Aldo Leopold said “the last word in ignorance is the man who says of an animal or plant, what good is it?” The moral may be act for what you believe in, don’t try to dominate. Simply live and let others do likewise, work together to find peace. If we don’t remember history we are destined to repeat it. Let us not walk in the path of ignorance and follow misguided attempts of dominance.
Humans have caused habitat alteration, fragmentation, acid rain, increased ultraviolet light due to ozone depletion, pollution by toxic chemicals and heavy metals, predation from free roaming dogs & cats and introduced species competition, poaching, killing, trapping, drought, climate change, illegal transfer through pet trade or commercial collection, urbanization, improper harvesting techniques, burning fossil fuels, improper waste management, exhaust from motor vehicles, release of noxious gases like SO2, CO etc. from sources such as metal smelters, coal dust and particulates in our waterways, air pollution leading to water & soil deforestation, leaking underground storage tanks, incorrect use of agricultural chemicals (fertilizers & pesticides), livestock grazing near waterways, solid waste disposal sites, treatment plant ‘sludge, Consider treatment plants cannot filter the toxins & the same water body where emptied is the tap water source as well, urban runoff (including salt from winter de-icing), improper logging techniques, lead poisoning from sinkers & bird shot (alternatives are available and exist). – biomagnification is the problem, feral pet populations, Release of industrial chemicals: crude oil, heavy metals, radioactive waste, including thermal pollution.

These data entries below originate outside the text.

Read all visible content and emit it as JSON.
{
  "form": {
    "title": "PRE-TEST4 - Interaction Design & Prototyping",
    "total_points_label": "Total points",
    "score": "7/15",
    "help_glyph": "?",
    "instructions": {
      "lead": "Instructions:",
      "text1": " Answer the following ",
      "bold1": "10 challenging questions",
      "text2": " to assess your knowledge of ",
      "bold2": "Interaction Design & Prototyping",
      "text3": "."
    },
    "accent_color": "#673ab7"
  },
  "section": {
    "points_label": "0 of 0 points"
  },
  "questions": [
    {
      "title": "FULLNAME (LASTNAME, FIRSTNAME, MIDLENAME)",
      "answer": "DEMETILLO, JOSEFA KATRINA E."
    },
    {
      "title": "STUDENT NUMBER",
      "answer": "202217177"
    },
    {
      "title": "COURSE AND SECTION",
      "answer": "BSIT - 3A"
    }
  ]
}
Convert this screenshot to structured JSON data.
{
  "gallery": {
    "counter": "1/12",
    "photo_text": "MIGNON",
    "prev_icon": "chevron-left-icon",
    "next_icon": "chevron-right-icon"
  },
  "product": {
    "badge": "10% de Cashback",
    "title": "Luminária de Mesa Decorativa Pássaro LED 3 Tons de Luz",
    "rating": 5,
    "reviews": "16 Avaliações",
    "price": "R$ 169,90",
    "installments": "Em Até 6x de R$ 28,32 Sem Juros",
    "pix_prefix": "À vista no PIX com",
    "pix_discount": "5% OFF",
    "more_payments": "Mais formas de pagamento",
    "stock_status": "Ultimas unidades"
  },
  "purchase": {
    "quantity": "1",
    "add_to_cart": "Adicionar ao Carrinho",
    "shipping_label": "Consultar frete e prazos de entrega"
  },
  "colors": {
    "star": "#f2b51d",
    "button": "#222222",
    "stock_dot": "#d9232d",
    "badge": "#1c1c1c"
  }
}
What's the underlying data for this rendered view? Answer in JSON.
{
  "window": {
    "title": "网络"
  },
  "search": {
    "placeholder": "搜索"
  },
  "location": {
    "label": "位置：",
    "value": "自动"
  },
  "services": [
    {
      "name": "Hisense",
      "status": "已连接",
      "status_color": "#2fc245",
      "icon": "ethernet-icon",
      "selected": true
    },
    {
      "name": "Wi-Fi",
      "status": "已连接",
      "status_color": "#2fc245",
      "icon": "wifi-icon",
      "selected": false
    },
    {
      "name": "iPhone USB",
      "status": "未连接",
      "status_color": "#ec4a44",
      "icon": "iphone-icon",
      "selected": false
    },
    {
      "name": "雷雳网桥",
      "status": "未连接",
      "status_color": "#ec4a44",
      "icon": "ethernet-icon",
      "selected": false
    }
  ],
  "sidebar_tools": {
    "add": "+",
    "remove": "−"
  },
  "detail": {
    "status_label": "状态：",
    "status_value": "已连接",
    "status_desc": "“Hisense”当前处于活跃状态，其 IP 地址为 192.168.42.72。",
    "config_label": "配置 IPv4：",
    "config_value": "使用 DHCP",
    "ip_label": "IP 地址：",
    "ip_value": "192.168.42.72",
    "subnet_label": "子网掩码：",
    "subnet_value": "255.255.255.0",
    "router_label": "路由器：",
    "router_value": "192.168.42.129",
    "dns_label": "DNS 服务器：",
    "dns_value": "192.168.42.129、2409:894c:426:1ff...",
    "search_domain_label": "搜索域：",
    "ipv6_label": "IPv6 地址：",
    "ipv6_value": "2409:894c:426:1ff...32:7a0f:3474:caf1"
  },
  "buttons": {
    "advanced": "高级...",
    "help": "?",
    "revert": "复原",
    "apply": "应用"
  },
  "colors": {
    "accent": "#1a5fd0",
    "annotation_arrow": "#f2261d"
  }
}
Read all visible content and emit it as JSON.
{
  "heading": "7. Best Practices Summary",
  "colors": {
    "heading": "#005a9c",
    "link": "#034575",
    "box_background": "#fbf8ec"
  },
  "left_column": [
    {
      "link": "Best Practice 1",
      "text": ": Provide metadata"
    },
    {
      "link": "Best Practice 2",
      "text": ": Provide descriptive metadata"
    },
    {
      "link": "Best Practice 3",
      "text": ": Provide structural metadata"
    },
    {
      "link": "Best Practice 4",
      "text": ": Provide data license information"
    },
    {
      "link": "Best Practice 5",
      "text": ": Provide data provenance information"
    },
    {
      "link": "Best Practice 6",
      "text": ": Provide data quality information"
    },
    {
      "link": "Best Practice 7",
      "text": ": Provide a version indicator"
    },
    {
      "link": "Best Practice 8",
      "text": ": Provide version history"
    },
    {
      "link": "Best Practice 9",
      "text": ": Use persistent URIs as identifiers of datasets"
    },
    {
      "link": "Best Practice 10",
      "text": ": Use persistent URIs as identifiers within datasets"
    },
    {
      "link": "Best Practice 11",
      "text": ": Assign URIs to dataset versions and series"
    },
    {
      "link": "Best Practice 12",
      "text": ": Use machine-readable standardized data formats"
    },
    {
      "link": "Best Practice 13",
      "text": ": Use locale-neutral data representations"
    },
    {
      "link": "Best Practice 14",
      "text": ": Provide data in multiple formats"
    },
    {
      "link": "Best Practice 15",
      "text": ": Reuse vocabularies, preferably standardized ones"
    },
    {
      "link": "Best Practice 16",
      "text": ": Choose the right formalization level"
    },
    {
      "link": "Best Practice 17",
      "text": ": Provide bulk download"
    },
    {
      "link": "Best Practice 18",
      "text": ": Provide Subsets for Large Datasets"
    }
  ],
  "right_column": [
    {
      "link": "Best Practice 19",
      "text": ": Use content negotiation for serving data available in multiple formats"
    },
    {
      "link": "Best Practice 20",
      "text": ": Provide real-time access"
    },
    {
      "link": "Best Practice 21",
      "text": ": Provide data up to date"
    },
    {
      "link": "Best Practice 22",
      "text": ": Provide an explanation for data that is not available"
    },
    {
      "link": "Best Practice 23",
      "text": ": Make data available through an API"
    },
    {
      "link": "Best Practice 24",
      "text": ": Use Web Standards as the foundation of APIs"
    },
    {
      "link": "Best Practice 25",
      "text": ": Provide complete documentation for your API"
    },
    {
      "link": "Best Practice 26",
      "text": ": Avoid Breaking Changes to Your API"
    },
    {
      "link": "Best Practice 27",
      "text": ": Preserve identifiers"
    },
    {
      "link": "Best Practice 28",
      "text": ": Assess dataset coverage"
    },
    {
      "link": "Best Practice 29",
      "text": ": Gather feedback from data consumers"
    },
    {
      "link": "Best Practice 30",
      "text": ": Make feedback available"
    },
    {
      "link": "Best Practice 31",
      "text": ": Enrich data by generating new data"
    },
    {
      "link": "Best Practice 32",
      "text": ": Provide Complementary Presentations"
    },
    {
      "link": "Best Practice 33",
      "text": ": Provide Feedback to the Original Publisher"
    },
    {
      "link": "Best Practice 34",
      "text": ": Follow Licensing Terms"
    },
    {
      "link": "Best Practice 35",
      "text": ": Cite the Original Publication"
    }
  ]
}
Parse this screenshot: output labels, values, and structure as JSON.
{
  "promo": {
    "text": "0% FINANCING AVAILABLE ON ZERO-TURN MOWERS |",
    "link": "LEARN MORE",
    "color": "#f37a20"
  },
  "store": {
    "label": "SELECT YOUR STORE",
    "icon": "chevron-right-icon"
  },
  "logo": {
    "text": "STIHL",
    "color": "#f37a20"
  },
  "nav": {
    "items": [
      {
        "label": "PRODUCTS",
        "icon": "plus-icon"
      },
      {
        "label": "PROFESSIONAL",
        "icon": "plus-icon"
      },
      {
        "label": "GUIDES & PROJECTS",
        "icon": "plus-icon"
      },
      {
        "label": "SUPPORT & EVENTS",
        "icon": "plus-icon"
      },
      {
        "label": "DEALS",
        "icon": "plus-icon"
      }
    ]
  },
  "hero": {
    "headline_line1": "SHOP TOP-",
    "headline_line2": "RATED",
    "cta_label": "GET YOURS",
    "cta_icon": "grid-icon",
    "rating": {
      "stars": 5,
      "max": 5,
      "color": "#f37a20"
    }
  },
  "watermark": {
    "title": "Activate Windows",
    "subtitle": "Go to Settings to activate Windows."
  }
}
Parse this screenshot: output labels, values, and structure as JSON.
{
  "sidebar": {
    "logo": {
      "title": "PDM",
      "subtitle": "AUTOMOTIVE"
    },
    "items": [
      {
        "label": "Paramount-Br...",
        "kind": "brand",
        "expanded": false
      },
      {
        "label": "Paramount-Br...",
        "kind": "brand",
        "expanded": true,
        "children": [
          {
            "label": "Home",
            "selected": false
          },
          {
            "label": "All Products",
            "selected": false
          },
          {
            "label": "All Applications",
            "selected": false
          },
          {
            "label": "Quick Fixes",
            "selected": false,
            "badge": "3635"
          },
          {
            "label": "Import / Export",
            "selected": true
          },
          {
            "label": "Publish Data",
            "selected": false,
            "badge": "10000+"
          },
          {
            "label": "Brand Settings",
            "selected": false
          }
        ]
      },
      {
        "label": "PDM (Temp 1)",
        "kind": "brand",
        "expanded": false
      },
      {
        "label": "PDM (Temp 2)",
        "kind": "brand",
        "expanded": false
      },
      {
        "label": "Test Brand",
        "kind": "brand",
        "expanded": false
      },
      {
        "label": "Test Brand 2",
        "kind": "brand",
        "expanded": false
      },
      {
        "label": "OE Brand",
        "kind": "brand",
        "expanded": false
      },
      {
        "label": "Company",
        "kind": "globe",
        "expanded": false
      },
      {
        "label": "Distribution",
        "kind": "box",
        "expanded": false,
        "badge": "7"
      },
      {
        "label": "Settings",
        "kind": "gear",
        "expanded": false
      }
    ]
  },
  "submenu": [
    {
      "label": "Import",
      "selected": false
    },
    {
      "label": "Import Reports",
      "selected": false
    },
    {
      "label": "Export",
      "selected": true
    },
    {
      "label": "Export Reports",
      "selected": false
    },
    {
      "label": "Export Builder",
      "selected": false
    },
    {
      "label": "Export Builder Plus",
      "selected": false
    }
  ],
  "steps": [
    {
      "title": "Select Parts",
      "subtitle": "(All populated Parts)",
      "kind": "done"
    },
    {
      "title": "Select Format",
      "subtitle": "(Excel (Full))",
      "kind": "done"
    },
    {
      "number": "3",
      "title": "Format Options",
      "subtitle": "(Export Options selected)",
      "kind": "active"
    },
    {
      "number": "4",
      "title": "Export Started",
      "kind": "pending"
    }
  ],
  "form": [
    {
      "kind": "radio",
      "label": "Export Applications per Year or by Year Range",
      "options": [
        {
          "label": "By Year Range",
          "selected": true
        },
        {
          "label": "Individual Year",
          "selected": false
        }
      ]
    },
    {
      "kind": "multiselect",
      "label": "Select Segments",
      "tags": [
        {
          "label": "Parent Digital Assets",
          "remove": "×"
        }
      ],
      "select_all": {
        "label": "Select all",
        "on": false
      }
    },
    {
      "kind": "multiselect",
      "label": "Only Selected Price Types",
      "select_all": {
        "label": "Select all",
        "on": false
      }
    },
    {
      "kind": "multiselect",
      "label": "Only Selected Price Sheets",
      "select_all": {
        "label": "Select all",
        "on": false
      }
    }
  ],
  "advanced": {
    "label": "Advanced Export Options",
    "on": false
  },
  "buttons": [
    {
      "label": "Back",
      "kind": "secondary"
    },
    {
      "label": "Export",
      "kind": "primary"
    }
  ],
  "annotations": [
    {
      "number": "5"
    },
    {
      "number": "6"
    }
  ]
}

Compounding issues of strip mining practices which have currently exacerbated desert community groundwater supplies, septic systems (leaking or nonfunctional), household chemicals/ homeowner actions, street lights & outdoor advertising, etc. Each night billions of bulbs send their light pollution skyward. These bits of matter reflect the wasted light back to earth, causing wildlife damage.
The land mass of Idaho is 83,557 square miles, the 12th largest state in the lower 48. The human population in Idaho has risen from 88,548 in 1890 to 431,866 on 1920. There were 721,519 residents in 1975. The 2011 census reported 1,584,985 humans living in 53.5 million acres. The 2020 census reported 1.8 million people sharing the same land space with the native wild animals. These wild ones are our native neighbors! Let us all learn to cohabitate, they are trying to exist with ever shrinking resources.
The human race seems to be divided … those with empathy and those with apathy. Let nature guide your acts. Rivers do not drink their own water; trees do not eat their own fruit; the sun does not shine on itself and flowers do not spread their fragrance for themselves. Living for others is a rule of nature. We are all born to help each other. No matter how difficult is…life is good when you are happy; but much better when others are happy because of you.
Make a stand for wild spaces and species. Donate time, talent and treasure. For wildlife we are both their greatest enemy and their only hope. These wonderful creatures will not argue their case. They will not put up a fight. They will not beg for reprieve. They will not say goodbye. They will not cry out. They will just vanish. And after they are gone, there will be silence. And there will be stillness. And there will be empty places. And there will be nothing you can say to change this. Nothing you do will bring them back. Their future is ENTIRELY in your hands.